The new quota will apply to food that can be produced in Czechia.
/Miroslav Georgijevic/Getty Creative/CFP
The new quota will apply to food that can be produced in Czechia.
/Miroslav Georgijevic/Getty Creative/CFP
Large supermarkets in Czechia will be forced to sell mostly home-produced food from next year under a new law approved on Wednesday.
Lawmakers agreed the measure despite a backlash from partners in the European Union.
Under the new law, Czech food will have to make up a minimum of 55 percent of sales in shops with a surface area of more than 400 square meters. The share is to gradually grow at least 73 percent by 2028. The amendment was proposed by the right-wing Freedom and Direct Democracy (SPD) movement of Tokyo-born deputy parliamentary speaker Tomio Okamura.
The quota only applies to food products that can be produced in Czechia, which is an EU member country of 10.7 million people. The objective is to be self-sufficient in foodstuff production and to support local farmers.
However, the measure has divided opinion because EU single-market rules allow for the free circulation of goods and services across the 27-member bloc. Despite this, it is anticipated that Czech president Milos Zeman will sign the measure.
Agriculture Minister Miroslav Toman told lawmakers: "Let's be nationalists for a bit, when it comes to food, Czech agriculture and our country."
On Wednesday, Czech business broadsheet Hospodarske Noviny said eight EU countries including Germany and France had slammed the quota legislation in a letter to Jaroslav Faltynek, the head of the parliament's committee for agriculture.
Czech Prime Minister Andrej Babis has experienced financial success with the Agrofert food, chemicals and media holding, which he has parked in trust funds to avoid a conflict of interest. However, the EU and local transparency watchdogs have repeatedly accused him of continuing to control the group and thus breaking EU rules in his dual role as a politician making decisions on EU agricultural subsidies and an entrepreneur making money from it.
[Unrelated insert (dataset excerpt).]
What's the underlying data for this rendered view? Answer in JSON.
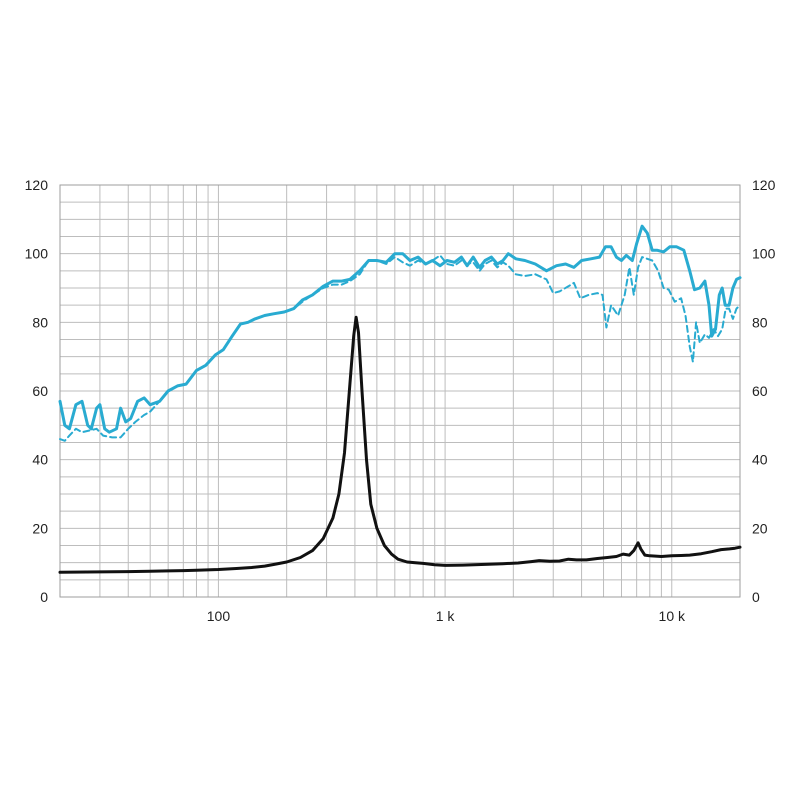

Those opposed to the move are concerned that the policy would help Babis and Agrofert, while conflicting with EU single-market rules. /Petr David Josek/AP
Those opposed to the move are concerned that the policy would help Babis and Agrofert, while conflicting with EU single-market rules. /Petr David Josek/AP
Critics of the new measure within Czechia have said it would help both Babis and Agrofert, while harming consumers due to competition being stifled and a risk of export retaliation.
"If other EU countries started to do the same, it would dramatically harm Czech exports," Radek Spicar, the deputy head of the Confederation of Industry, told AFP.